Durante anos, presumi que a tragédia do Titanic fosse resultado de Arrogância humana, a crença na indestrutibilidade do navio mais novo, maior, mais rápido e mais luxuoso de todos os tempos. Mas, na verdade, o Titanic afundou por causa de uma distração. Outros navios vinham alertando sobre as águas repletas de icebergs há dias, mas o capitão do Titanic alterou o curso apenas ligeiramente e não fez nada para diminuir a velocidade do navio. Quando o operador de rádio recebeu uma chamada de um navio cercado por gelo — isso menos de uma hora antes da colisão — ele respondeu: “Cale a boca, cale a boca, estou ocupado”. Quando os vigias avistaram o iceberg à frente, já era tarde demais para frear o Titanic.

Embora seja um clichê, o Titanic é uma metáfora assustadoramente precisa para os nossos tempos. Pessoas distraídas não percebem que estão em perigo. Rumi disse: “Sente-se e fique quieto. Você está bêbado e este é o precipício.”

As evidências de que pessoas distraídas causam danos a si mesmas e aos outros são abundantes. Lemos relatos de acidentes ferroviários fatais causados ​​por maquinistas que enviavam mensagens de texto e de voos comerciais que caíram porque os pilotos estavam conversando. Pedestres e motoristas morrem porque estão ao telefone ou enviando mensagens de texto. Não precisamos ir muito longe para observar a distração. Quanto tempo você consegue se concentrar em qualquer atividade hoje em dia? Quantas páginas você consegue ler antes de se distrair? Quantas outras coisas você faz enquanto participa de uma teleconferência? Você parou de escrever e-mails com várias solicitações porque só recebe resposta ao primeiro? Você ainda reserva um tempo para conversas longas com amigos, colegas ou seus filhos?

Um ecossistema de tecnologias de interrupção

Na década de 1930, T.S. Eliot escreveu: “Somos distraídos da distração por "Distração." É uma descrição perfeita dos nossos dias atuais. Como chegamos a este ponto — a esta vida de conexão incessante, mas de total distração — onde, mesmo reconhecendo que somos como hamsters numa roda, não conseguimos sair?

A resposta é que nossas vidas, relacionamentos e política estão sendo moldados por um ecossistema de tecnologias de interrupção. Entre smartphones, tablets e computadores pessoais, temos acesso instantâneo e constante uns aos outros e à internet. Superficialmente, isso parece ser uma grande vantagem, mas, na prática, agora podemos ser interrompidos a qualquer momento, em qualquer lugar, não importa o que estejamos fazendo.

Ao longo da história, a tecnologia interage com seus usuários de maneiras previsíveis: ela altera comportamentos, processos de pensamento, normas sociais e até mesmo, como demonstram os estudos de neuroplasticidade, a estrutura física do nosso cérebro. Pode ser difícil de aceitar, mas a verdade é que as ferramentas que criamos acabam nos controlando.

Tomei conhecimento da marcha devoradora e determinista da tecnologia através da obra do filósofo, educador e ativista político francês Jacques Ellul. Talvez você não o conheça, mas foi Ellul quem nos legou o conceito, hoje consagrado, de "Pensar globalmente, agir localmente".

Eis a dura clareza de Ellul: uma vez que uma tecnologia entra em uma cultura, ela a domina.

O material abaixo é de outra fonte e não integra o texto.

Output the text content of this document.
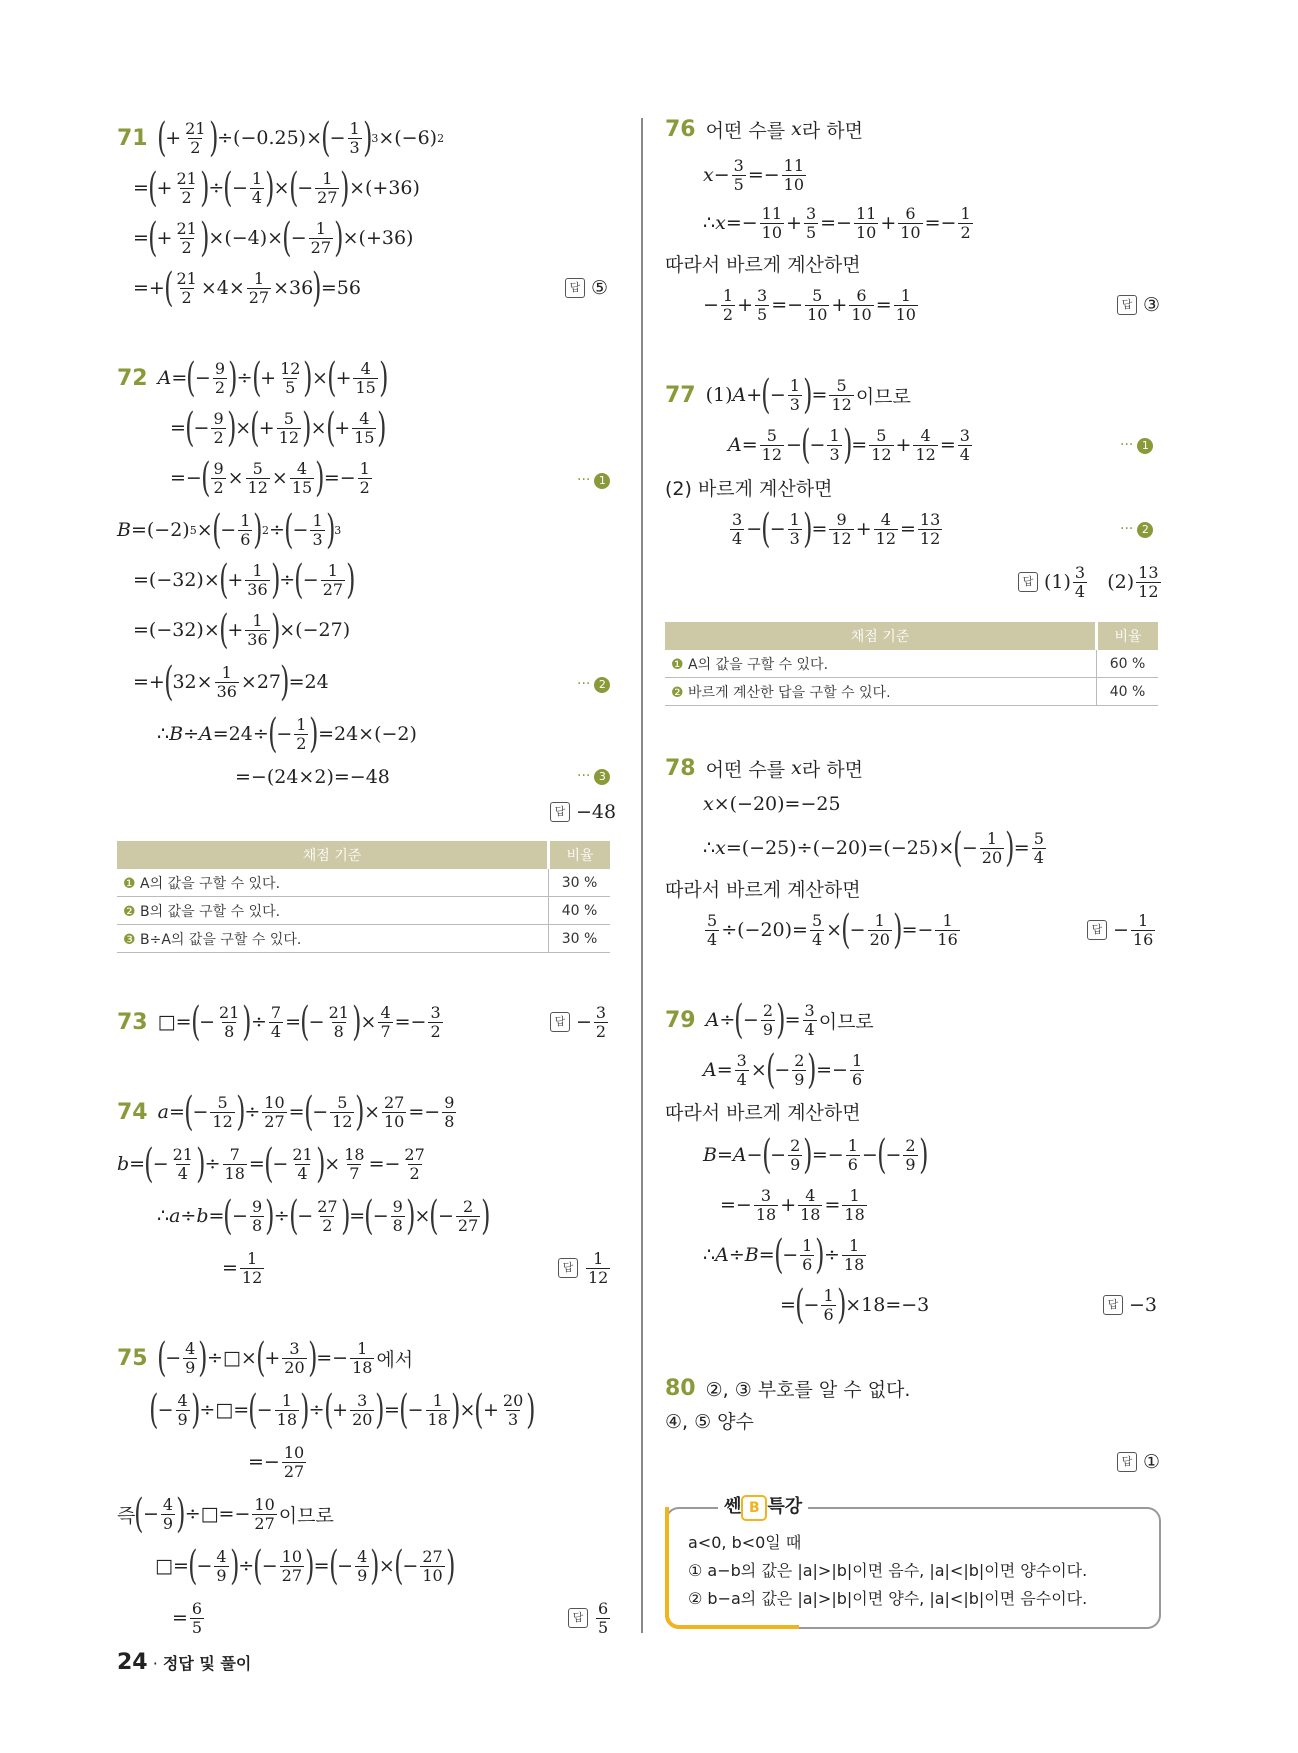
71 ( + $\frac{21}{2}$ ) ÷(−0.25)× ( − $\frac{1}{3}$ ) 3 ×(−6) 2
= ( + $\frac{21}{2}$ ) ÷ ( − $\frac{1}{4}$ ) × ( − $\frac{1}{27}$ ) ×(+36)
= ( + $\frac{21}{2}$ ) ×(−4)× ( − $\frac{1}{27}$ ) ×(+36)
=+ ( $\frac{21}{2} \times 4\times \frac{1}{27} \times 36$ ) =56	답 ⑤
72 A = ( − $\frac{9}{2}$ ) ÷ ( + $\frac{12}{5}$ ) × ( + $\frac{4}{15}$ )
= ( − $\frac{9}{2}$ ) × ( + $\frac{5}{12}$ ) × ( + $\frac{4}{15}$ )
=− ( $\frac{9}{2} \times \frac{5}{12} \times \frac{4}{15}$ ) =− $\frac{1}{2}$	··· 1
B =(−2) 5 × ( − $\frac{1}{6}$ ) 2 ÷ ( − $\frac{1}{3}$ ) 3
=(−32)× ( + $\frac{1}{36}$ ) ÷ ( − $\frac{1}{27}$ )
=(−32)× ( + $\frac{1}{36}$ ) ×(−27)
=+ ( $32\times \frac{1}{36} \times 27$ ) =24	··· 2
∴ B ÷ A =24÷ ( − $\frac{1}{2}$ ) =24×(−2)
=−(24×2)=−48	··· 3
답 −48
채점 기준	비율
❶ A의 값을 구할 수 있다.	30 %
❷ B의 값을 구할 수 있다.	40 %
❸ B÷A의 값을 구할 수 있다.	30 %
73 □= ( − $\frac{21}{8}$ ) ÷ $\frac{7}{4}$ = ( − $\frac{21}{8}$ ) × $\frac{4}{7} =- \frac{3}{2}$	답 − $\frac{3}{2}$
74 a = ( − $\frac{5}{12}$ ) ÷ $\frac{10}{27}$ = ( − $\frac{5}{12}$ ) × $\frac{27}{10} =- \frac{9}{8}$
b = ( − $\frac{21}{4}$ ) ÷ $\frac{7}{18}$ = ( − $\frac{21}{4}$ ) × $\frac{18}{7} =- \frac{27}{2}$
∴ a ÷ b = ( − $\frac{9}{8}$ ) ÷ ( − $\frac{27}{2}$ ) = ( − $\frac{9}{8}$ ) × ( − $\frac{2}{27}$ )
= $\frac{1}{12}$	답 $\frac{1}{12}$
75 ( − $\frac{4}{9}$ ) ÷□× ( + $\frac{3}{20}$ ) =− $\frac{1}{18}$ 에서
( − $\frac{4}{9}$ ) ÷□= ( − $\frac{1}{18}$ ) ÷ ( + $\frac{3}{20}$ ) = ( − $\frac{1}{18}$ ) × ( + $\frac{20}{3}$ )
=− $\frac{10}{27}$
즉 ( − $\frac{4}{9}$ ) ÷□=− $\frac{10}{27}$ 이므로
□= ( − $\frac{4}{9}$ ) ÷ ( − $\frac{10}{27}$ ) = ( − $\frac{4}{9}$ ) × ( − $\frac{27}{10}$ )
= $\frac{6}{5}$	답 $\frac{6}{5}$
24 · 정답 및 풀이
76 어떤 수를
x 라 하면
$x - \frac{3}{5} =- \frac{11}{10}$
∴ $x =- \frac{11}{10} + \frac{3}{5} =- \frac{11}{10} + \frac{6}{10} =- \frac{1}{2}$
따라서 바르게 계산하면
− $\frac{1}{2} + \frac{3}{5} =- \frac{5}{10} + \frac{6}{10} = \frac{1}{10}$	답 ③
77 (1) A + ( − $\frac{1}{3}$ ) = $\frac{5}{12}$ 이므로
$A = \frac{5}{12}$ − ( − $\frac{1}{3}$ ) = $\frac{5}{12} + \frac{4}{12} = \frac{3}{4}$	··· 1
(2) 바르게 계산하면
$\frac{3}{4}$ − ( − $\frac{1}{3}$ ) = $\frac{9}{12} + \frac{4}{12} = \frac{13}{12}$	··· 2
답 $(1) \frac{3}{4} (2) \frac{13}{12}$
채점 기준	비율
❶ A의 값을 구할 수 있다.	60 %
❷ 바르게 계산한 답을 구할 수 있다.	40 %
78 어떤 수를
x 라 하면
x ×(−20)=−25
∴ x =(−25)÷(−20)=(−25)× ( − $\frac{1}{20}$ ) = $\frac{5}{4}$
따라서 바르게 계산하면
$\frac{5}{4} \div(-20)= \frac{5}{4}$ × ( − $\frac{1}{20}$ ) =− $\frac{1}{16}$	답 − $\frac{1}{16}$
79 A ÷ ( − $\frac{2}{9}$ ) = $\frac{3}{4}$ 이므로
$A = \frac{3}{4}$ × ( − $\frac{2}{9}$ ) =− $\frac{1}{6}$
따라서 바르게 계산하면
B = A − ( − $\frac{2}{9}$ ) =− $\frac{1}{6}$ − ( − $\frac{2}{9}$ )
=− $\frac{3}{18} + \frac{4}{18} = \frac{1}{18}$
∴ A ÷ B = ( − $\frac{1}{6}$ ) ÷ $\frac{1}{18}$
= ( − $\frac{1}{6}$ ) ×18=−3	답 −3
80 ②, ③ 부호를 알 수 없다.
④, ⑤ 양수
답 ①
쎈 B 특강
a<0, b<0일 때
① a−b의 값은 |a|>|b|이면 음수, |a|<|b|이면 양수이다.
② b−a의 값은 |a|>|b|이면 양수, |a|<|b|이면 음수이다.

Ela se alimenta de si mesma, impulsionada pela adoção ávida e pela demanda por mais dela. As estruturas sociais, como valores, comportamentos e política, inevitavelmente se organizam em torno dos valores da nova tecnologia. O resultado previsível é a perda das tradições culturais existentes e o surgimento de uma nova cultura.

A imprensa de Gutenberg, por ter colocado a informação nas mãos das pessoas comuns, é considerada responsável pelo surgimento do individualismo, da alfabetização, da linguagem complexa, da reflexão privada, da tradição literária e pelo advento do protestantismo. Em 1500, apenas cinquenta anos após sua invenção, mais de doze milhões de livros estavam impressos na Europa (e as pessoas já reclamavam que havia livros demais).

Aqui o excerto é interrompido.